When we are children, we confront the world with what we are, and who we are, creating a certain way for it to meet us, which reinforces some things in us and weakens others, and that profile is what other people react to in turn. This is socialization: the “I” adapting to the “you” or the “we”; character entering the social world; the encounter between what is essential in a person and what is relative.
The strongest mechanism for regulating this exchange is shame. We feel shame when we fail to meet an expectation, but not when we are alone by ourselves, only when the failure is seen by someone else. Shame is about who we are in the eyes of others. This gaze is something most people internalize, and which is then active to a greater or lesser degree. In an honor culture like the Norse one, almost everything is about what a person is in the eyes of others, how a person is seen. The most famous lines in “Hávamál,” another of the Edda poems, run:
Cattle die,
kinsmen die,
a soul dies the same way;
I know one thing
that never dies,
the judgment passed on every one of the dead.
In Njal’s Saga, it is as if shame must be wiped out, must disappear; it cannot logically exist because the transgressions it indicates cannot occur – for a man not to fight, but instead to flee the battlefield when he needs to fight, simply cannot be tolerated. Courage was an exceptionally important quality, therefore nothing was as shameful as cowardice. And when such a large part of your identity is bound up with other people and their image of you, a violation of that image destroys your identity and has to be annihilated.
Almost everything any character does in Njal’s Saga is about mastering the impulsive, neutralizing the unpredictable, suppressing the emotions, and keeping shame under control – and once the first impulsive, unpredictable, emotion-ruled thing happens, for instance a murder or act of giving offense, they then try for a long time to nullify it, and only if that fails do they escalate the violence. Because the thing a
bout violence is that it is constructive and useful in relation to external enemies, but extremely destructive and dangerous when it comes to one’s own community. It also very easily gets out of control. It, too, is a form of thinking in terms of fate: as soon as it is established that Hallgerd has thief’s eyes, it is inevitable and inescapable that Gunnar will eventually be killed in his own house and that by the end of the saga Njal and almost his whole family will be burned alive.

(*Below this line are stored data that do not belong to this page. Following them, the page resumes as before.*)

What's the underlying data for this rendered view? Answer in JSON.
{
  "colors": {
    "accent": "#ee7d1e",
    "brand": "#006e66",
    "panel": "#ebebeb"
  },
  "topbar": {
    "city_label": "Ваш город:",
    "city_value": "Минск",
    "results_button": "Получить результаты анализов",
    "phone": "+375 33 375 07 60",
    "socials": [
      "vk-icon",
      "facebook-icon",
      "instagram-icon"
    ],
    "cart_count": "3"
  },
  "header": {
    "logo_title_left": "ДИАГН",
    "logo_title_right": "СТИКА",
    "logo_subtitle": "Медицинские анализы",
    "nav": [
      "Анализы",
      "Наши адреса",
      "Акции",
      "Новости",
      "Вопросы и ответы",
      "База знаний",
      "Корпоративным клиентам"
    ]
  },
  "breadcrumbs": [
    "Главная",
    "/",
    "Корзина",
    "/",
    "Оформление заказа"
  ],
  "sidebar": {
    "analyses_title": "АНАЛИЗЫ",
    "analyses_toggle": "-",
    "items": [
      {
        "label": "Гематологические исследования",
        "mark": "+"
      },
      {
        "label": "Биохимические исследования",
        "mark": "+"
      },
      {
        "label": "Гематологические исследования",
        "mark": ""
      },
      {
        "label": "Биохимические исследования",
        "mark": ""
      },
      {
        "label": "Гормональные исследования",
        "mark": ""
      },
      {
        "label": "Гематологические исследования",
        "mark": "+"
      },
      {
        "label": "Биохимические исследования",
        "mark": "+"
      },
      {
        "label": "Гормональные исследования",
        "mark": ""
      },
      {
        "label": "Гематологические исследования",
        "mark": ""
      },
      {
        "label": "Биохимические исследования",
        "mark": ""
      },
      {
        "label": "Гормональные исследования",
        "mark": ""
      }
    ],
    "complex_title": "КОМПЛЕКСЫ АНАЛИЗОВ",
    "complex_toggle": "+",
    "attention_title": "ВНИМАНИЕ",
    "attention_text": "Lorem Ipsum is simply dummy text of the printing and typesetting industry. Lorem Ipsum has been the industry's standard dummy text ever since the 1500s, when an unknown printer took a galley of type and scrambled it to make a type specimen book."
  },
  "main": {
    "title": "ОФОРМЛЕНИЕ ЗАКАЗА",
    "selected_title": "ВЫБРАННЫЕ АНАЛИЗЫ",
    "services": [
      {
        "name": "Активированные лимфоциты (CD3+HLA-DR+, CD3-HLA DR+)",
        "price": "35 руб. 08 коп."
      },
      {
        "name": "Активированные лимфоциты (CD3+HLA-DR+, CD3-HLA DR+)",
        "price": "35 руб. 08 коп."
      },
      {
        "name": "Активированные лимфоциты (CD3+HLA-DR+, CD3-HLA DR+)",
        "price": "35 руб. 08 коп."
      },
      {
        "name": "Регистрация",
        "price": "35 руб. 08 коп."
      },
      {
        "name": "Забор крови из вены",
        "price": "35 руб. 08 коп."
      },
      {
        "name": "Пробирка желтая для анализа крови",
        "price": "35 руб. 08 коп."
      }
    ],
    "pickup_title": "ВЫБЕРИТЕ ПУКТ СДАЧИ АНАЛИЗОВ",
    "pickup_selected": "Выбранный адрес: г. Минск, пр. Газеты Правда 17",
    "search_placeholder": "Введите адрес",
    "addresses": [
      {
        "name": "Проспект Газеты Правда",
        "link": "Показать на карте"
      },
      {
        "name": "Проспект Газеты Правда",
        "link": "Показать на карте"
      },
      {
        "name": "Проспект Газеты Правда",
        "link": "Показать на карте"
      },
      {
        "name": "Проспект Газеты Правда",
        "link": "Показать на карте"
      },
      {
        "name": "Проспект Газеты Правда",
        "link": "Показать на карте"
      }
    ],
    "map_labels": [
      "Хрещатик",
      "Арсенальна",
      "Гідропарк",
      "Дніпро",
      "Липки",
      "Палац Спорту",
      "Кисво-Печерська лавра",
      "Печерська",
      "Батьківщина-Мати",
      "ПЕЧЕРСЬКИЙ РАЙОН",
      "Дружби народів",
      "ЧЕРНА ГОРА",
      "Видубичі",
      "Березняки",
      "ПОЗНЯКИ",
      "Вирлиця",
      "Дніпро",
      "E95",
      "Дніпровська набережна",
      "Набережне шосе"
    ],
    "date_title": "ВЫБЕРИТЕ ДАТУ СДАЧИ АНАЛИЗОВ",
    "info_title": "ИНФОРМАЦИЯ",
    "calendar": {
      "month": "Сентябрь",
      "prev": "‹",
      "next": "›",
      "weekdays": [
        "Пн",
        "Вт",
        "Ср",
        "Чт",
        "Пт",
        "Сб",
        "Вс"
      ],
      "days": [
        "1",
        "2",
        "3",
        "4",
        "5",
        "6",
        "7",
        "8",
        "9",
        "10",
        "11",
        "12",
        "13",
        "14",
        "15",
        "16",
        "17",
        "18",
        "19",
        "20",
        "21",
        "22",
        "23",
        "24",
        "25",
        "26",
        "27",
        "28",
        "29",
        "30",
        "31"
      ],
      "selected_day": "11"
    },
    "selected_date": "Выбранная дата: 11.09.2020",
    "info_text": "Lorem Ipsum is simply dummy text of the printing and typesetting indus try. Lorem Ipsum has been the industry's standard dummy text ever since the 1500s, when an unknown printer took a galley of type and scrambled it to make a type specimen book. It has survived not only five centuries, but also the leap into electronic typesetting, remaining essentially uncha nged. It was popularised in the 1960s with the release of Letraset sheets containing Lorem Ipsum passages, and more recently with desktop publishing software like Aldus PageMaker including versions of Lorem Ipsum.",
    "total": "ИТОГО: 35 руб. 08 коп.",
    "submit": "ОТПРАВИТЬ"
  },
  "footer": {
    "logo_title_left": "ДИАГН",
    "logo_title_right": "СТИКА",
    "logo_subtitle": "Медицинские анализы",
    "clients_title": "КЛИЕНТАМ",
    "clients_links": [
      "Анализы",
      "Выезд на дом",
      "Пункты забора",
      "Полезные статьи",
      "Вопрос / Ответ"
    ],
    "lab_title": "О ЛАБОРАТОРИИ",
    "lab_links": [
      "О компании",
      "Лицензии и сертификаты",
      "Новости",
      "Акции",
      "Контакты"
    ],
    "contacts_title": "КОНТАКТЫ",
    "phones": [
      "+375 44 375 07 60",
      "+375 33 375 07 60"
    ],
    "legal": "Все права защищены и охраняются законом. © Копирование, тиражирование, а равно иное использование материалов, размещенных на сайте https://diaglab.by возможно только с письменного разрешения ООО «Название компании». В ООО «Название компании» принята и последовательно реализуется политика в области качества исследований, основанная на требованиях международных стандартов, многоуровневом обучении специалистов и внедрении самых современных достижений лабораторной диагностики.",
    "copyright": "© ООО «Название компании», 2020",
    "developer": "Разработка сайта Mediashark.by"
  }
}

There is a mechanism of action, whose necessities lie in the society’s rules, customs, and culture. It was a collective mechanism that no single individual could either manage or control, and it was probably not known to, or was in any case hidden from, those who lived within it, simply because they lived in it, they were it, it was inseparable from who they were. It is something we can see because we understand the world differently, and a pattern emerges from that life precisely because it is not ours and thus can be seen from the outside. But such escalating disintegrations of collective life are not unknown to us: there is also a mechanism of action that led, for example, from the European peace in spring 1914 to the European war in autumn of that same year, and that made young men meet their fate in the trenches in Flanders, and that actually continued all the way to the fall of the Third Reich in spring 1945 and into the society we live in, which is set in direct opposition to Nazism. For the soldier who fell with a bullet in his head, death was the consequence of relationships neither he nor any other single individual could guide, control, or stop; it was out of everyone’s hands, it was part of the collectivity, or the higher powers in the collectivity, and the violence that was suddenly unleashed escalated with tremendous speed and horrific power. The complexity was dizzyingly greater, the number of people involved almost infinite in comparison, but the mechanism, the powers at work in the collectivity’s annihilation of the individual, were the same.